The enterprise market for mobile private networks and edge computing is still nascent but gaining momentum and promises to be competitive. MNOs will have to compete against other players which may prove key partners in delivering their solutions, so the future ecosystem will be commercially and competitively complex.
One area where we are seeing a complex supply chain is at the network edge. Spending in this area is picking up, and particularly for 5G, but these new sets of technology mean that the market has yet to settle down into a predictable pattern. We are seeing some co-investment strategies between CSPs and hyperscalers, such as Telenor and Amazon Web Services (AWS) building on their cloud-based strategy by co- investing in 5G and edge services for enterprise verticals.
Combining a cloud core and edge with industry vertical-specific service models in manufacturing, logistics and automotive is the point we’ve been waiting for with 5G. Ultra-low latency at the edge combined with a programmable cloud core promises to unlock the next phase of business diversification for CSPs.

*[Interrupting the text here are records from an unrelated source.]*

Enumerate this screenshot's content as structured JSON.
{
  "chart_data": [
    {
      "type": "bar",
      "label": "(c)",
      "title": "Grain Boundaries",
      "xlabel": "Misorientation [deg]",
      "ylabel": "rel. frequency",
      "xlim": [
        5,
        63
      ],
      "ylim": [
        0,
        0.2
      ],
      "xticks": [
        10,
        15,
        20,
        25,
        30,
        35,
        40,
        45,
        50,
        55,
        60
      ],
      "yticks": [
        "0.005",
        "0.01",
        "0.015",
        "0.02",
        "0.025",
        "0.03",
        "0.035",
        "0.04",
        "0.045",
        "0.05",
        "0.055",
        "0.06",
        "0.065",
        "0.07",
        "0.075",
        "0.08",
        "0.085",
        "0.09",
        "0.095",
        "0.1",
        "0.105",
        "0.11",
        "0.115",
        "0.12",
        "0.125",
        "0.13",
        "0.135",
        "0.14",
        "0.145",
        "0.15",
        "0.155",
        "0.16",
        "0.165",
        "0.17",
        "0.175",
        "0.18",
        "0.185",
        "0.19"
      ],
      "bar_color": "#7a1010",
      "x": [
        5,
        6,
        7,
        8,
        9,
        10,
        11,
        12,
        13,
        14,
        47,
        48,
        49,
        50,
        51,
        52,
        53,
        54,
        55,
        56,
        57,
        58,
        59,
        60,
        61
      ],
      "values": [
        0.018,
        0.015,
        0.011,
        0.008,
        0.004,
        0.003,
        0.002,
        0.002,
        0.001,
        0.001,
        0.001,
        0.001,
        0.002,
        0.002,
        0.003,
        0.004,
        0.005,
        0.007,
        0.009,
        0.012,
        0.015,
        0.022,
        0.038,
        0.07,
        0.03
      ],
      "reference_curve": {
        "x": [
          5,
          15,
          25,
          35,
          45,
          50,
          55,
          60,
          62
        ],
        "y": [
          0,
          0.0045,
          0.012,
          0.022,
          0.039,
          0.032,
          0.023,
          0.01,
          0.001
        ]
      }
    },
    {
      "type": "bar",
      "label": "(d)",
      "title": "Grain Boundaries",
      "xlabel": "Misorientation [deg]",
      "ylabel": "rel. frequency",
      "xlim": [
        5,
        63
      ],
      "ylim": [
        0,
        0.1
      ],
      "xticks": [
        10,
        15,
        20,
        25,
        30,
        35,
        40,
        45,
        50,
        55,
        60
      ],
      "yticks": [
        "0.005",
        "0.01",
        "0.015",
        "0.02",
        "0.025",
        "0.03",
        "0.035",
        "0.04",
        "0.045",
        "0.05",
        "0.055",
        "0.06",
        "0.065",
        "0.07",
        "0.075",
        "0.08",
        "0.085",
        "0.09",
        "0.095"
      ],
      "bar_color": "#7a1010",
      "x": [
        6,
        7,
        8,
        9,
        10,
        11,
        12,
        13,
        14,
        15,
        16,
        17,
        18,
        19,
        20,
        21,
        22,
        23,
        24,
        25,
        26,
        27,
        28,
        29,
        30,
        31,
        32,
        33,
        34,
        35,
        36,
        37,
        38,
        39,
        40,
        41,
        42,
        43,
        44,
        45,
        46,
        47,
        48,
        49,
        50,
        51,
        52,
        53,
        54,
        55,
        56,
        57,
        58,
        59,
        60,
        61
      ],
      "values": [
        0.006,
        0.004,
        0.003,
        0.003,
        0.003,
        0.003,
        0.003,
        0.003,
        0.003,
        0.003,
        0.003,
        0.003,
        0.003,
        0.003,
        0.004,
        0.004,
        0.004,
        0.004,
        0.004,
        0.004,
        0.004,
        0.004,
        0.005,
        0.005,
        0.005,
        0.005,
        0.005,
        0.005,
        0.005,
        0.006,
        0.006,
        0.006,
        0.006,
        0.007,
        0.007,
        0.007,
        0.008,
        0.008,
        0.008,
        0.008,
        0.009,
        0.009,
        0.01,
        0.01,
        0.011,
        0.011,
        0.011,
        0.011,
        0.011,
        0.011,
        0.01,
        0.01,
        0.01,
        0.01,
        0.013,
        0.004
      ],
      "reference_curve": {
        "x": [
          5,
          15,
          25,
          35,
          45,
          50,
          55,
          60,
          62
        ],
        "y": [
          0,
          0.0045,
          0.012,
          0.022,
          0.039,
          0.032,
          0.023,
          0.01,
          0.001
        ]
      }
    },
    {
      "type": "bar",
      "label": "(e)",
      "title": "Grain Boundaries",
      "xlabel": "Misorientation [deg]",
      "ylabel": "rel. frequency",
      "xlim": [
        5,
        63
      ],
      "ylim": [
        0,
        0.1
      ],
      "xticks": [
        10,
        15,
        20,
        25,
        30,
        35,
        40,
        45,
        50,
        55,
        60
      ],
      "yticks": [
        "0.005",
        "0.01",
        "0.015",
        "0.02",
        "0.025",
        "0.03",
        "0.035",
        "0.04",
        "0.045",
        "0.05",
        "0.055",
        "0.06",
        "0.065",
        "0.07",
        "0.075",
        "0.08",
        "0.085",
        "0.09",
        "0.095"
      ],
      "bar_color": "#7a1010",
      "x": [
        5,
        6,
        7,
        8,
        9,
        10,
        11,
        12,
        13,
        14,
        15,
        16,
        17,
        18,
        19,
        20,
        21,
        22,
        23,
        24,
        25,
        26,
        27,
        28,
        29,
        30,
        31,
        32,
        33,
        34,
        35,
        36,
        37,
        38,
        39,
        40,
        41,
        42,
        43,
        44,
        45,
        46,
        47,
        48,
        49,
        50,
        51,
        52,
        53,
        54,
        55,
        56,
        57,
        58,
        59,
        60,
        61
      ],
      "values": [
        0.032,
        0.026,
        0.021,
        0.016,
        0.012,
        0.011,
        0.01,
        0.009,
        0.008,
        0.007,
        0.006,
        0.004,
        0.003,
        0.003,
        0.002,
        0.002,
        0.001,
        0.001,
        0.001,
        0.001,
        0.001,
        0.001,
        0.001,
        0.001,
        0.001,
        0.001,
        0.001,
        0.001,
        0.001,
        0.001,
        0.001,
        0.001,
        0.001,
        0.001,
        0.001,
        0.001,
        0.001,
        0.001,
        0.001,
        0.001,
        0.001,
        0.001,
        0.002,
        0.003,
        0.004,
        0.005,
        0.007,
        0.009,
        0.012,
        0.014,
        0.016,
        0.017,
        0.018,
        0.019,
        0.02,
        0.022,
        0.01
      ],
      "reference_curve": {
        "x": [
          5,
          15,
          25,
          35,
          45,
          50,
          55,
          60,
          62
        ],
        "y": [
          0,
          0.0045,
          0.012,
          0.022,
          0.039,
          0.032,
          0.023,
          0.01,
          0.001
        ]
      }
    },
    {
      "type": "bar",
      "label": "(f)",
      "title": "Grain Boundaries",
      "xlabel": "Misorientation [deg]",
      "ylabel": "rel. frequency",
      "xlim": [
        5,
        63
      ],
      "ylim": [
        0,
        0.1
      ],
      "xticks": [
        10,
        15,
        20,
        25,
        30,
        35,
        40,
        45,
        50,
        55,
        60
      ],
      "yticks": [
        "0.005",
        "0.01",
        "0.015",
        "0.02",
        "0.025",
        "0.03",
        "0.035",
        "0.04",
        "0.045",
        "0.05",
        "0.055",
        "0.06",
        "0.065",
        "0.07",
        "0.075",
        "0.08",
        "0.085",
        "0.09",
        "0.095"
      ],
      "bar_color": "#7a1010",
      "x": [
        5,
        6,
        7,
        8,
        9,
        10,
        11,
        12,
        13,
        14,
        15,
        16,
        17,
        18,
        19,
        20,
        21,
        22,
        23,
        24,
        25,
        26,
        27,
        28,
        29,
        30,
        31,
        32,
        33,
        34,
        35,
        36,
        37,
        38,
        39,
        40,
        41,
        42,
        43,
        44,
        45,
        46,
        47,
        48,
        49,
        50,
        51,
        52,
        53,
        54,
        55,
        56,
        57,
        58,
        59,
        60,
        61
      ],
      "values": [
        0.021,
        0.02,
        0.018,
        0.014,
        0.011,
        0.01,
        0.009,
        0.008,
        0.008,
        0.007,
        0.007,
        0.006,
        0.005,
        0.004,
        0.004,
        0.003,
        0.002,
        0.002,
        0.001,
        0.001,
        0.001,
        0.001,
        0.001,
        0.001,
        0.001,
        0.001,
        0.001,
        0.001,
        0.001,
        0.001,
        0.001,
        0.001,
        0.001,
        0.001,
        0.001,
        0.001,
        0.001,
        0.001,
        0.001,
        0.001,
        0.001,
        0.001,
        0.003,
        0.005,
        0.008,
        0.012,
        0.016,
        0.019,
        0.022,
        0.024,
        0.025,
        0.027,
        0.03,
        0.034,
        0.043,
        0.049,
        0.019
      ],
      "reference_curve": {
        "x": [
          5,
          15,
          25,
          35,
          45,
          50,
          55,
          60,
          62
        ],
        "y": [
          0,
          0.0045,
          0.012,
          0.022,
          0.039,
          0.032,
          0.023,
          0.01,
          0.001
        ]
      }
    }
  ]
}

There is a reasonable return on investment model for edge infrastructure, because it provides the low latency aspect for new service models in both CSP enterprise and consumer business units. There are concerns, however, around characteristics like increasing power consumption with edge deployments when energy bills are already around 20%-30% of telco opex.
And while the widespread adoption of 5G offers many benefits, it also creates new security concerns and challenges for enterprises. Because operators have taken steps to evaluate and minimize threats arising from 5G and software-centric networks in their own organizations, they are in a strong position to offer 5G security services to enterprises seeking to deploy their own advanced wireless networks.